A tristeza trata-se faseadamente. Em primeiro lugar, é deixar doer. É deixar sair essa energia que nos rasga o peito e esmaga o coração. Que nos inunda os olhos até a vida ficar turva. É deixar doer até que ela perca o poder que tem sobre nós. Quando perde esse poder, já só está e pronto. Já não nos comanda embora nos incomode, nos mace, nos inquiete. Este é o momento em que vale a pena tentar transformar essa tristeza em força. É o momento de virar o jogo. É o momento de passarmos a ter poder sobre ela. É o momento certo para que deixe de ser aditiva e passar a ser apenas mais uma componente da vida. Esta transformação em força acontece quando olhamos a nossa tristeza nos olhos e a desafiamos mostrar-se inteira. É preciso conhecê-la muito bem para a podermos transformar. Não resulta nada bem fazer de conta que não existe. Ou não querer saber. Ou escondê-la de nós próprios. Ou ignorar a sua causa, a sua origem. Ou fugir dela. Quando a ignoramos ou escondemos, estamos a dar-lhe poder, a deixar fermentar. E ela cresce, cresce, até rebentar. Normalmente, nós sofremos os efeitos colaterais desse rebentamento. A tristeza rebenta com ela própria, connosco à mistura. A tristeza também é muito veloz e perspicaz. Quando fugimos dela, ela apanha-nos sempre e, de preferência, desprevenidos. Mais vale encará-la de frente. 

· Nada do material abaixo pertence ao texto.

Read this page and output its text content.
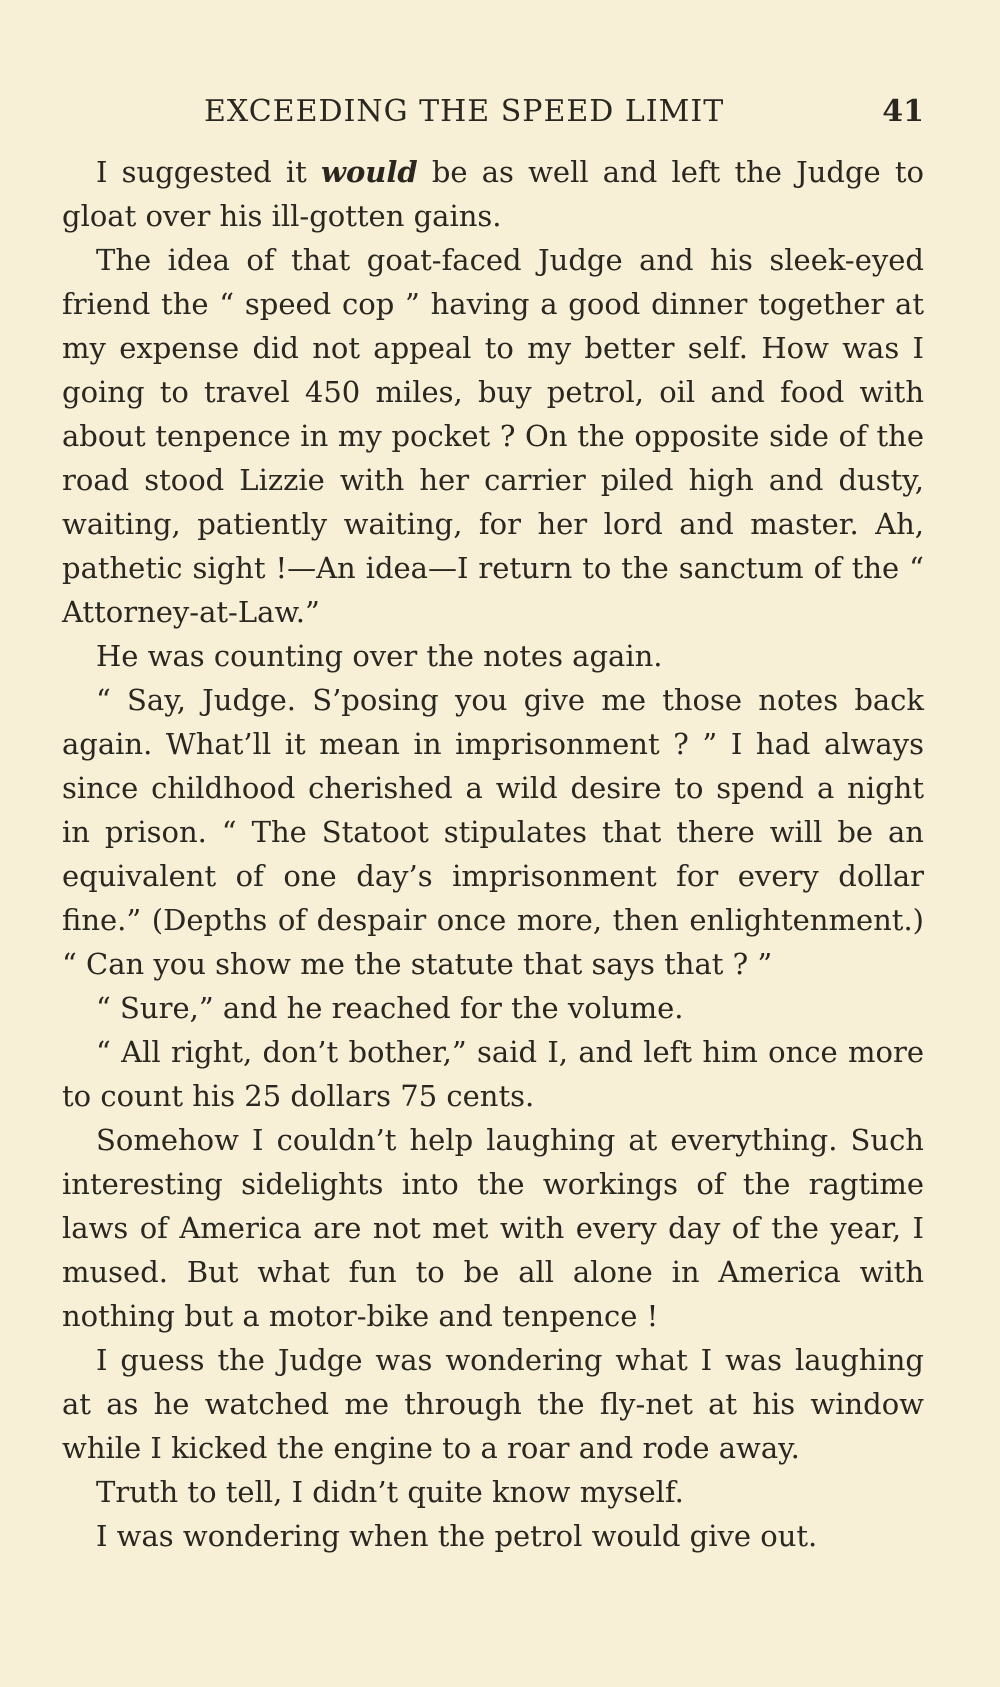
EXCEEDING THE SPEED LIMIT	41

I suggested it would be as well and left the Judge to gloat over his ill-gotten gains.

The idea of that goat-faced Judge and his sleek-eyed friend the “ speed cop ” having a good dinner together at my expense did not appeal to my better self. How was I going to travel 450 miles, buy petrol, oil and food with about tenpence in my pocket ? On the opposite side of the road stood Lizzie with her carrier piled high and dusty, waiting, patiently waiting, for her lord and master. Ah, pathetic sight !—An idea—I return to the sanctum of the “ Attorney-at-Law.”

He was counting over the notes again.

“ Say, Judge. S’posing you give me those notes back again. What’ll it mean in imprisonment ? ” I had always since childhood cherished a wild desire to spend a night in prison. “ The Statoot stipulates that there will be an equivalent of one day’s imprisonment for every dollar fine.” (Depths of despair once more, then enlightenment.) “ Can you show me the statute that says that ? ”

“ Sure,” and he reached for the volume.

“ All right, don’t bother,” said I, and left him once more to count his 25 dollars 75 cents.

Somehow I couldn’t help laughing at everything. Such interesting sidelights into the workings of the ragtime laws of America are not met with every day of the year, I mused. But what fun to be all alone in America with nothing but a motor-bike and tenpence !

I guess the Judge was wondering what I was laughing at as he watched me through the fly-net at his window while I kicked the engine to a roar and rode away.

Truth to tell, I didn’t quite know myself.

I was wondering when the petrol would give out.
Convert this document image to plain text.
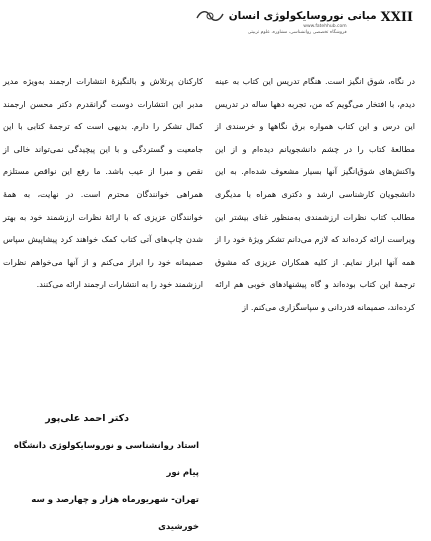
XXII
مبانی نوروسایکولوژی انسان
www.fatehhub.com
فروشگاه تخصصی روانشناسی، مشاوره، علوم تربیتی

در نگاه، شوق انگیز است. هنگام تدریس این کتاب به عینه دیدم، با افتخار می‌گویم که من، تجربه دهها ساله در تدریس این درس و این کتاب همواره برق نگاهها و خرسندی از مطالعهٔ کتاب را در چشم دانشجویانم دیده‌ام و از این واکنش‌های شوق‌انگیز آنها بسیار مشعوف شده‌ام. به این دانشجویان کارشناسی ارشد و دکتری همراه با مدیگری مطالب کتاب نظرات ارزشمندی به‌منظور غنای بیشتر این ویراست ارائه کرده‌اند که لازم می‌دانم تشکر ویژهٔ خود را از همه آنها ابراز نمایم. از کلیه همکاران عزیزی که مشوق ترجمهٔ این کتاب بوده‌اند و گاه پیشنهادهای خوبی هم ارائه کرده‌اند، صمیمانه قدردانی و سپاسگزاری می‌کنم. از

کارکنان پرتلاش و بالنگیزهٔ انتشارات ارجمند به‌ویژه مدیر مدبر این انتشارات دوست گرانقدرم دکتر محسن ارجمند کمال تشکر را دارم. بدیهی است که ترجمهٔ کتابی با این جامعیت و گستردگی و با این پیچیدگی نمی‌تواند خالی از نقص و مبرا از عیب باشد. ما رفع این نواقص مستلزم همراهی خوانندگان محترم است. در نهایت، به همهٔ خوانندگان عزیزی که با ارائهٔ نظرات ارزشمند خود به بهتر شدن چاپ‌های آتی کتاب کمک خواهند کرد پیشاپیش سپاس صمیمانه خود را ابراز می‌کنم و از آنها می‌خواهم نظرات ارزشمند خود را به انتشارات ارجمند ارائه می‌کنند.

دکتر احمد علی‌پور

استاد روانشناسی و نوروسایکولوژی دانشگاه پیام نور

تهران- شهریورماه هزار و چهارصد و سه خورشیدی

Somos capazes de a transformar em força quando lhe mostramos malcriadamente a língua, e, olhando-a nos olhos, dizemos:
- "Conheço-te melhor do que tu a ti própria. Não me metes medo. Sei de onde vens e do que és capaz. E a minha alma é maior do tudo o que me entristece. E a minha alma alimenta-se de alegria, de luz, de amor, de fé. Às vezes de saudade. Mas nunca de tristeza nem de medo."

A partir deste momento, a tristeza começa a enfraquecer, a minguar, a desapoderar-se do nosso coração. Está aberto o caminho para que amor ocupe o lugar que a tristeza deixou vazio. Qualquer tipo de amor é bom. Principalmente aquele que temos por nós próprios. Aquele que advém das forças, das alegrias, das lutas que fomos capazes de vencer. E tudo isto se torna num ciclo virtuoso de alegria, força e amor. Afinal, o Natal pode mesmo acontecer todos o dias. Construído no nosso coração. Com a força do amor que fomos capazes de sentir. Com a força com que lutamos contra a tristeza. Com a alegria que resulta do facto de não nos termos deixado invadir por ela, de não a termos deixado tornar-se viciante, de acordar e de se deitar connosco. 

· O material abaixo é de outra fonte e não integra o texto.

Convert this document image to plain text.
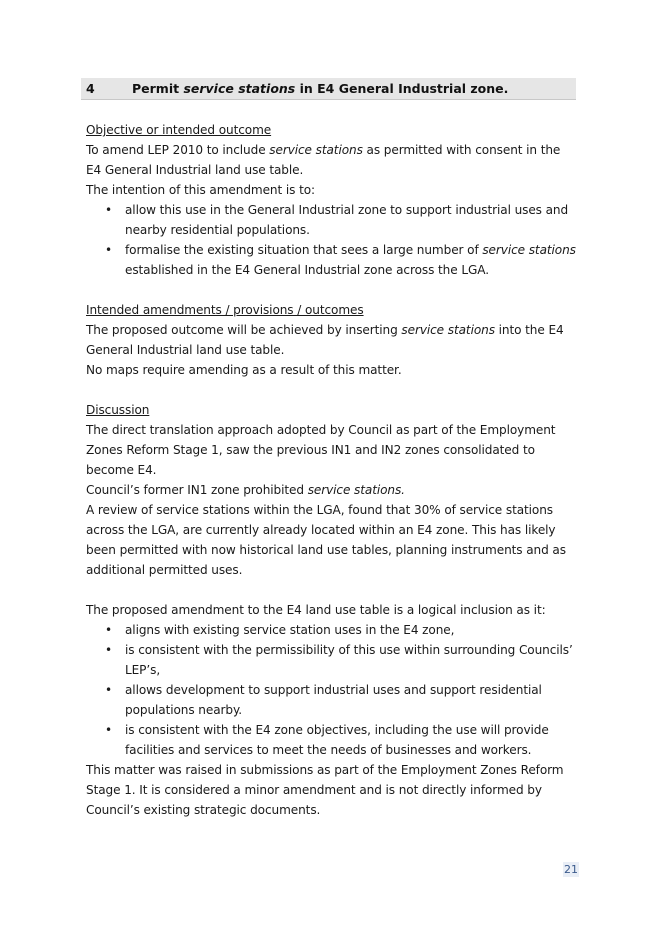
4	Permit service stations in E4 General Industrial zone.

Objective or intended outcome

To amend LEP 2010 to include service stations as permitted with consent in the E4 General Industrial land use table.

The intention of this amendment is to:

• allow this use in the General Industrial zone to support industrial uses and nearby residential populations.
• formalise the existing situation that sees a large number of service stations established in the E4 General Industrial zone across the LGA.

Intended amendments / provisions / outcomes

The proposed outcome will be achieved by inserting service stations into the E4 General Industrial land use table.

No maps require amending as a result of this matter.

Discussion

The direct translation approach adopted by Council as part of the Employment Zones Reform Stage 1, saw the previous IN1 and IN2 zones consolidated to become E4.

Council’s former IN1 zone prohibited service stations.

A review of service stations within the LGA, found that 30% of service stations across the LGA, are currently already located within an E4 zone. This has likely been permitted with now historical land use tables, planning instruments and as additional permitted uses.

The proposed amendment to the E4 land use table is a logical inclusion as it:

• aligns with existing service station uses in the E4 zone,
• is consistent with the permissibility of this use within surrounding Councils’ LEP’s,
• allows development to support industrial uses and support residential populations nearby.
• is consistent with the E4 zone objectives, including the use will provide facilities and services to meet the needs of businesses and workers.

This matter was raised in submissions as part of the Employment Zones Reform Stage 1. It is considered a minor amendment and is not directly informed by Council’s existing strategic documents.

21
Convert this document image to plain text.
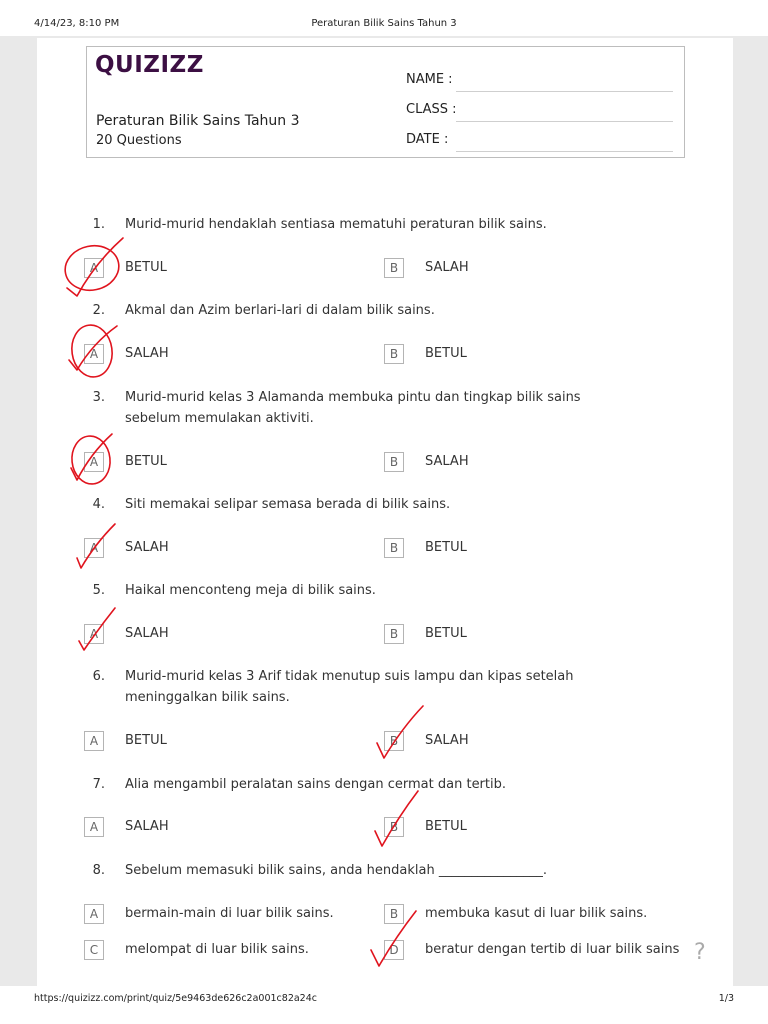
4/14/23, 8:10 PM	Peraturan Bilik Sains Tahun 3
QUIZIZZ
Peraturan Bilik Sains Tahun 3
20 Questions
NAME :
CLASS :
DATE :
1. Murid-murid hendaklah sentiasa mematuhi peraturan bilik sains.
A	BETUL	B	SALAH
2. Akmal dan Azim berlari-lari di dalam bilik sains.
A	SALAH	B	BETUL
3. Murid-murid kelas 3 Alamanda membuka pintu dan tingkap bilik sains sebelum memulakan aktiviti.
A	BETUL	B	SALAH
4. Siti memakai selipar semasa berada di bilik sains.
A	SALAH	B	BETUL
5. Haikal menconteng meja di bilik sains.
A	SALAH	B	BETUL
6. Murid-murid kelas 3 Arif tidak menutup suis lampu dan kipas setelah meninggalkan bilik sains.
A	BETUL	B	SALAH
7. Alia mengambil peralatan sains dengan cermat dan tertib.
A	SALAH	B	BETUL
8. Sebelum memasuki bilik sains, anda hendaklah ________________.
A	bermain-main di luar bilik sains.	B	membuka kasut di luar bilik sains.
C	melompat di luar bilik sains.	D	beratur dengan tertib di luar bilik sains ?
https://quizizz.com/print/quiz/5e9463de626c2a001c82a24c	1/3
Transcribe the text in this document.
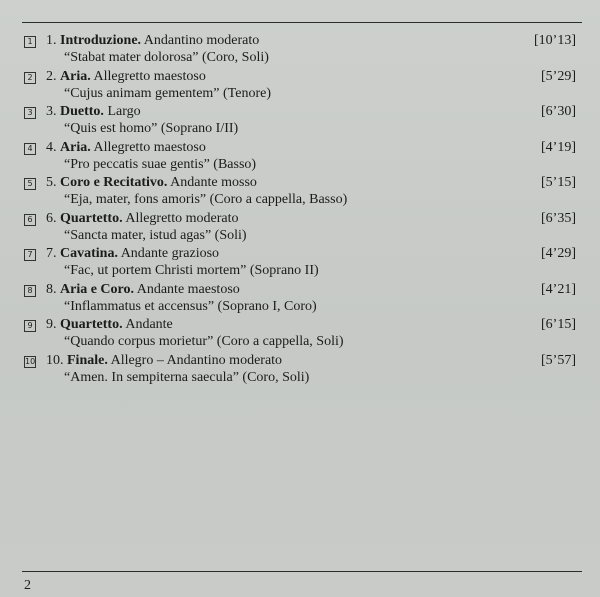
1 1. Introduzione. Andantino moderato
“Stabat mater dolorosa” (Coro, Soli)
[10’13]
2 2. Aria. Allegretto maestoso
“Cujus animam gementem” (Tenore)
[5’29]
3 3. Duetto. Largo
“Quis est homo” (Soprano I/II)
[6’30]
4 4. Aria. Allegretto maestoso
“Pro peccatis suae gentis” (Basso)
[4’19]
5 5. Coro e Recitativo. Andante mosso
“Eja, mater, fons amoris” (Coro a cappella, Basso)
[5’15]
6 6. Quartetto. Allegretto moderato
“Sancta mater, istud agas” (Soli)
[6’35]
7 7. Cavatina. Andante grazioso
“Fac, ut portem Christi mortem” (Soprano II)
[4’29]
8 8. Aria e Coro. Andante maestoso
“Inflammatus et accensus” (Soprano I, Coro)
[4’21]
9 9. Quartetto. Andante
“Quando corpus morietur” (Coro a cappella, Soli)
[6’15]
10 10. Finale. Allegro – Andantino moderato
“Amen. In sempiterna saecula” (Coro, Soli)
[5’57]
2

Nos últimos tempos, este tem sido e continuará a ser o meu desafio - a batalha contra a tristeza. Durante quanto tempo, não sei. A única certeza que tenho é que gosto do Natal. E ainda que o amor é a força mais poderosa do universo. Quando tudo parece negro, como o tal buraco, o amor acende-nos uma luz poderosíssima e dá-nos a mão. Ou as duas, conforme o tamanho do buraco e a negritude que lá paira. E, com a sua força, devolve-nos o que a tristeza nos tinha levado. E acontece o Natal exactamente onde deve, no coração.